Another present threat to machine learning is data poisoning. If attackers can figure out how an algorithm is set up, or where it draws its training data from, they can figure out ways to introduce misleading data that builds a counter-narrative about what content or traffic is legitimate versus malicious. For example, attackers may run campaigns on thousands of accounts to mark malicious messages or comments as “Not Spam” in an attempt to skew an algorithm’s perspective.
‘People should just be aware that this technology has limitations.’
Battista Biggio, University of Cagliari
In another example, researchers from the cloud security firm Cyxtera built a machine learning-based phishing attack generator that trained on more than 100 million particularly effective historic attacks to optimize and automatically generate effective scam links and emails. “An average phishing attacker will bypass an AI-based detection system 0.3 percent of the time, but by using AI this ‘attacker’ was able to bypass the system more than 15 percent of the time,” says Alejandro Correa Bahnsen, Cyxtera’s vice president of research. “And we wanted to be as close as possible to how an actual attacker would build this. All the data was data that would be available to an attacker. All the libraries were open source.”
Researchers note that this is why it is important that ML systems are set up to encourage “human in the loop,” so systems aren’t sole, autonomous arbiters. ML systems “should have the option to say ‘I have not seen this before’ and ask help from a human,” says Battista Biggio, an assistant professor at the University of Cagliari, Italy, who studies machine learning security. “There’s no real intelligence in there—it’s inferences from data, correlations from data. So people should just be aware that this technology has limitations.”

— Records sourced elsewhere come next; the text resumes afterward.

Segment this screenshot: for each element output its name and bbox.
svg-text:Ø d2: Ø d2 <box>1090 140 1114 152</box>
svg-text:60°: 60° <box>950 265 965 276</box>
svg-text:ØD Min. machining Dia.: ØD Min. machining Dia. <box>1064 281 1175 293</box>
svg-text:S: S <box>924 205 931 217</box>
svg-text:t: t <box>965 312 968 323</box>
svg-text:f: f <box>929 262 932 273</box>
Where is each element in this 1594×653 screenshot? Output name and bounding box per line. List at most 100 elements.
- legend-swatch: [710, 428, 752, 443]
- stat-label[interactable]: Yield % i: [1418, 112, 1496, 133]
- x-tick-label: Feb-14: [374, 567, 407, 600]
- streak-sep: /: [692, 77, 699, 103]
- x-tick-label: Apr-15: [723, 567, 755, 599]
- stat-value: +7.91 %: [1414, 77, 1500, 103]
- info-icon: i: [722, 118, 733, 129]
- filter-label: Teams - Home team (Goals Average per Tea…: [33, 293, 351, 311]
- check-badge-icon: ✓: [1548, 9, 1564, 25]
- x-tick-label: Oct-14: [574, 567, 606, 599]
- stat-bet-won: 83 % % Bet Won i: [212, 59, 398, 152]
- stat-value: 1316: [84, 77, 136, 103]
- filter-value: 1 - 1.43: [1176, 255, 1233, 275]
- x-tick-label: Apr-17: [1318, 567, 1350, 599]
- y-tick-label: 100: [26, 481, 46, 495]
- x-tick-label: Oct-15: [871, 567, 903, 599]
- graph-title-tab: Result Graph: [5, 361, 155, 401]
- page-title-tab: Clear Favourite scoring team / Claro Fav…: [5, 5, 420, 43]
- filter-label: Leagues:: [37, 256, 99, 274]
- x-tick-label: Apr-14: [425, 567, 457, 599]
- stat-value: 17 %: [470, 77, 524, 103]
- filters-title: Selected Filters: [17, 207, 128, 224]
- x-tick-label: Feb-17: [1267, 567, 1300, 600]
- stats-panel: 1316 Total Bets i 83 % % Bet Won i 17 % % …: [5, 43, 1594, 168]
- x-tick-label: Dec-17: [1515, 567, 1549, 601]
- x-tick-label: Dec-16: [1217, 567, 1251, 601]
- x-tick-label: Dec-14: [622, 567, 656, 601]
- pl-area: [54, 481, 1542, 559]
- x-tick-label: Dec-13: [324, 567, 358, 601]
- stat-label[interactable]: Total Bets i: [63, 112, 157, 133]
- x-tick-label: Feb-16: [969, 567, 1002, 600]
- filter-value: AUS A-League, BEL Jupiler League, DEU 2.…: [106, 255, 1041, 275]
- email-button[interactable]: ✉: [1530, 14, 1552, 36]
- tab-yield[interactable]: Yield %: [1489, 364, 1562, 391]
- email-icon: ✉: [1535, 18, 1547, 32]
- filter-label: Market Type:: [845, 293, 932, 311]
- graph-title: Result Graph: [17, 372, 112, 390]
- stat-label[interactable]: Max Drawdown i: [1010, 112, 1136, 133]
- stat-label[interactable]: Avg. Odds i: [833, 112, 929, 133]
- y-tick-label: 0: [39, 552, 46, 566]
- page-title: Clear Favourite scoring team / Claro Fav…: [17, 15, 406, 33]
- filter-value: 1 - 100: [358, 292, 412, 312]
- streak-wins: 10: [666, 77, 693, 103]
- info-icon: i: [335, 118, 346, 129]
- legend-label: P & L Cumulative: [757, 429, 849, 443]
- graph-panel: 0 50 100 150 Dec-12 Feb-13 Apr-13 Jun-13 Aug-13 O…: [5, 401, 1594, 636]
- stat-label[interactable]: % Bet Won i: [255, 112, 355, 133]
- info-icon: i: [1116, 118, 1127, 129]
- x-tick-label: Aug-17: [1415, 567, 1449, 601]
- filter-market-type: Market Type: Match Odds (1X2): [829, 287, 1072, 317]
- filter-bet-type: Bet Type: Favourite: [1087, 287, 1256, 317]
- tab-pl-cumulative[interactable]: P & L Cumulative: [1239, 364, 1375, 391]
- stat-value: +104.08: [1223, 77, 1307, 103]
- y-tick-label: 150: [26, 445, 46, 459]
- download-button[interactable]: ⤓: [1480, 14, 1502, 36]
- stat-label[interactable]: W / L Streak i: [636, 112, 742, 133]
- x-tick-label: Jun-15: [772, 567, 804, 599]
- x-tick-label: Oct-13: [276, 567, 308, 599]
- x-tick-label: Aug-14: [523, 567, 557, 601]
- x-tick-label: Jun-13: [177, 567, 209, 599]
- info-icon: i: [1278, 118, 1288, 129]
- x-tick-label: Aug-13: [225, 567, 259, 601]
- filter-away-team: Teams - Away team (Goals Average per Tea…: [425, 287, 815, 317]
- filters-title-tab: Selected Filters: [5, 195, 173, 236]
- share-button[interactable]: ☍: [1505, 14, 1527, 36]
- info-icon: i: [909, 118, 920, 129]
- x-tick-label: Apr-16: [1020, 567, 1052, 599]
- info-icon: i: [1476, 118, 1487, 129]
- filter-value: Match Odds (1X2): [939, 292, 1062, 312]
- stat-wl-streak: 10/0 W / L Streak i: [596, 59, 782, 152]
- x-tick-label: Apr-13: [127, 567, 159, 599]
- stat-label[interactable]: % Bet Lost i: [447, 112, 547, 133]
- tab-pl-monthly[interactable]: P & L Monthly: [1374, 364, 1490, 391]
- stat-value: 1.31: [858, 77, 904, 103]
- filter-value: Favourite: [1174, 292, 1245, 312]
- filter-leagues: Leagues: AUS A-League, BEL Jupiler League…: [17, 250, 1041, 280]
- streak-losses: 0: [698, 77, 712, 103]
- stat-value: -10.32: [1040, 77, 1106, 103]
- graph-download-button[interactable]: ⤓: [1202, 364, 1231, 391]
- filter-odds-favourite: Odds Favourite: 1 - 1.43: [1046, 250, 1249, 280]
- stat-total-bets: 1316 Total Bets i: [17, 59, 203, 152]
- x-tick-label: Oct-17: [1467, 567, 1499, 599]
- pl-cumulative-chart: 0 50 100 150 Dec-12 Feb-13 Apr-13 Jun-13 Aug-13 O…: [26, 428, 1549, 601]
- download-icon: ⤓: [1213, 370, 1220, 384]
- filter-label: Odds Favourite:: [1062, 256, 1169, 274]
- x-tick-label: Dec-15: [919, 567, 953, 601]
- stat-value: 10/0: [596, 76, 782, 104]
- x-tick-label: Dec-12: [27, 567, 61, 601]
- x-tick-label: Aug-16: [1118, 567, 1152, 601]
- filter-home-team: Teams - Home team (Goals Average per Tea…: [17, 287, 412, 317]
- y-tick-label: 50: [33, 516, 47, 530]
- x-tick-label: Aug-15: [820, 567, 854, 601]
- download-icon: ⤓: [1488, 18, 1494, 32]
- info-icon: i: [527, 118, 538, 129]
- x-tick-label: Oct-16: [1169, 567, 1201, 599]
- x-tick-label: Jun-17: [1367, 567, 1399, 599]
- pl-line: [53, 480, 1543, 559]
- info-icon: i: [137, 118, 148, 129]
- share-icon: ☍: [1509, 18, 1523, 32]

To this end, the research community has worked to understand how to reduce the blind spots in ML systems so they can be hardened against attacks on those weaknesses. At RSA, researchers from Endgame released an open source threat data training set called EMBER, with the hope that they can set an example, even among competing companies, to focus on collaboration in security ML. “There are good reasons that the security industry doesn’t have as many open data sets,” Endgame’s Roth says. “These kinds of data might have personally identifying information or might give attackers information about what a company’s network architecture looks like. It took a lot of work to sanitize the EMBER dataset, but my hope is to spur more research and get defenders to work together.”
That collaboration may be necessary to stay ahead of attackers using machine learning techniques themselves. There’s real promise behind machine learning in cybersecurity, despite the overwhelming hype. The challenge is keeping expectations in check.